A Prefeitura de São Lourenço da Mata pode ter que responder a uma nova denúncia. Dessa vez, diz respeito a área de Educação. As escolas da rede municipal estariam sem aulas ou funcionamento em expediente reduzido por falta de merenda nas cantinas. 

As denúncias foram protocoladas no Ministério Público de Contas (MPCO) e no Ministério Público Federal (MPF) pelo administrador de empresas, Albérico Rêgo Neto, o Netinho Lapenda, elas levantam suspeitas de atos de improbidade administrativa por parte da gestão municipal.

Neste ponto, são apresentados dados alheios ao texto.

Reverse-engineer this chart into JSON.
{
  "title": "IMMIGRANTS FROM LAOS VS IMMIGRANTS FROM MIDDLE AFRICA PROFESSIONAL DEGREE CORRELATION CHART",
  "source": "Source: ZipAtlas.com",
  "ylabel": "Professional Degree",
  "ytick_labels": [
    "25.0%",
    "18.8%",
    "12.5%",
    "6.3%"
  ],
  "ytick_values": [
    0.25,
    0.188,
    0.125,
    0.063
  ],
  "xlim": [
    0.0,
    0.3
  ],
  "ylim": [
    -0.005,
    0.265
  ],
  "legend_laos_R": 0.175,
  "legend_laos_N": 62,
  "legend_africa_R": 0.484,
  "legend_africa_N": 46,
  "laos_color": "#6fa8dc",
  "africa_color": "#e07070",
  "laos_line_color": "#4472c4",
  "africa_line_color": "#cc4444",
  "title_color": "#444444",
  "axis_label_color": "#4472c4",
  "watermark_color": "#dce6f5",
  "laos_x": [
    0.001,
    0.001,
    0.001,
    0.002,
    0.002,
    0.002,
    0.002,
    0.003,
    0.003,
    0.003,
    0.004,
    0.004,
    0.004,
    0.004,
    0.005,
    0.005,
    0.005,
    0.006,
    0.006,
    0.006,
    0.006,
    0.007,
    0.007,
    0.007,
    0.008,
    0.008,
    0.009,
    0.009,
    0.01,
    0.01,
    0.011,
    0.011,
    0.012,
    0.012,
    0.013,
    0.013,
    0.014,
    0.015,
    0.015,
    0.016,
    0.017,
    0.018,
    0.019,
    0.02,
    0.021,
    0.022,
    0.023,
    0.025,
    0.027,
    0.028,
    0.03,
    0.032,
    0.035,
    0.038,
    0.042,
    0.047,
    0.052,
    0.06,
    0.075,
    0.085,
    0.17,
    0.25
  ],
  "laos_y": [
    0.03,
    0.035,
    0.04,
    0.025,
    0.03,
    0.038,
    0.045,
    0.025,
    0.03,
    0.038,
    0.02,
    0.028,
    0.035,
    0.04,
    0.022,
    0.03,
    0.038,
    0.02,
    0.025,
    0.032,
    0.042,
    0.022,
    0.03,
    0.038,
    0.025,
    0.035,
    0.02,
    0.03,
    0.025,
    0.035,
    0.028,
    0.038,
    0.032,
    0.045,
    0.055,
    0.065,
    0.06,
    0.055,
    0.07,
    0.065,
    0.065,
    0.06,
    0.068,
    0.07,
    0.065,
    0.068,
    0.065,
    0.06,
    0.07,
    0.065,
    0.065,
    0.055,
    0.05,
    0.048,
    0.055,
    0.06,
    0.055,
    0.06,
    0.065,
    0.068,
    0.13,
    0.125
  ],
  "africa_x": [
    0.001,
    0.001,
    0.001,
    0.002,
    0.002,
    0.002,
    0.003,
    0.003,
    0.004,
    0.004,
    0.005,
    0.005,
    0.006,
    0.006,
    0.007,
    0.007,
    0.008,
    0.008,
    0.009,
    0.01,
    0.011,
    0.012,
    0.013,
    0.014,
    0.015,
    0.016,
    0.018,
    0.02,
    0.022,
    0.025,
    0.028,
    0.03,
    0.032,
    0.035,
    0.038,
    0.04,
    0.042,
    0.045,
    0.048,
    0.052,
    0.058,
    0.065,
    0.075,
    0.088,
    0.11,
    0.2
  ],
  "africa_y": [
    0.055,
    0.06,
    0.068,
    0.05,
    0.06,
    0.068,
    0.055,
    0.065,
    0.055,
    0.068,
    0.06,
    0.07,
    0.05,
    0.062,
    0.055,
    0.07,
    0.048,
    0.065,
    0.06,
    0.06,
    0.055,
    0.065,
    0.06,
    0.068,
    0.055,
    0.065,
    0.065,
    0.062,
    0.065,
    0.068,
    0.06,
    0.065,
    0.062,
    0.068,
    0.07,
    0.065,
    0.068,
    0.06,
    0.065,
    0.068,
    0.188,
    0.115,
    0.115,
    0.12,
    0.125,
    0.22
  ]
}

O administrador pede que o caso seja investigado, bem como que os contratos sejam suspensos de forma cautelar.

Netinho alega que João da Luz Tavares, que é sócio titular da João da Luz Tavares EIRELI, é réu de uma ação civil pública promovida pelo MPPE (juntamente com o prefeito Bruno Pereira), na qual se discute irregularidades com os contratos de fornecimento de merenda do ano de 2018.

Segundo o MPPE, a empresa sequer tem sede física e não é capaz de emitir certidões de regularidade, o que colocaria em xeque sua capacidade de cumprir com o contrato.

A ação tem processo de n° 0001630-23.2019.8.17.3350 e tramita perante a 3° Vara Cível da Comarca de São Lourenço.

A João da Luz Tavares EIRELI, segundo consta, foi o vencedora da concorrência (tendo celebrado três contratos) para atender demandas de alimentos para as escolas, mas, assim como ocorreu no judicializado contrato de 2018, segue sem condições de cumprir o contrato, o que estaria prejudicando a merenda dos alunos e, consequentemente, afetando a rotina de aulas. 

No âmbito do Programa Nacional de Alimentação Escolar – PNAE, o Município de São Lourenço recebeu repasses que somam mais de um milhão de reais, ao longo do ano de 2019, não havendo qualquer justificativa para a falta de merenda nas escolas , o que reforça a suspeita de incapacidade da empresa contratada de cumprir o contrato.

“Trata-se de algo grave porque a maioria dos alunos tem condição socioeconômica muita frágil e muitos contam com a merenda como uma refeição indispensável”, destaca Netinho, ressaltando, ainda, a grave questão de aulas não estarem sendo realizadas.

O que foi levado ao Ministério Público é que a empresa foi contratada pela Prefeitura de São Lourenço, através do pregão presencial n° 5/2019, para fornecimento de gêneros alimentícios perecíveis e não perecíveis, mesmo já enfrentando processo por parte do Ministério Público por suspeita de incapacidade técnica de atender aos serviços pelos quais firmou contrato com a gestão municipal.  

Outra constatação que o Ministério Público já teria tido, ressaltada na nova denúncia, é que o sócio titular da empresa, João da Luz Tavares, seria funcionário por tempo determinado da Funase, o que o impediria de participar de concorrência, de acordo com o Estatuto do Servidor Público do Estado de Pernambuco. 

A expectativa do denunciante é a de que o Ministério Público evite prejuízos ao patrimônio público e atue de imediato para que a merenda volte a ser servida e as escolas prejudicas retomem, o quanto antes, as aulas.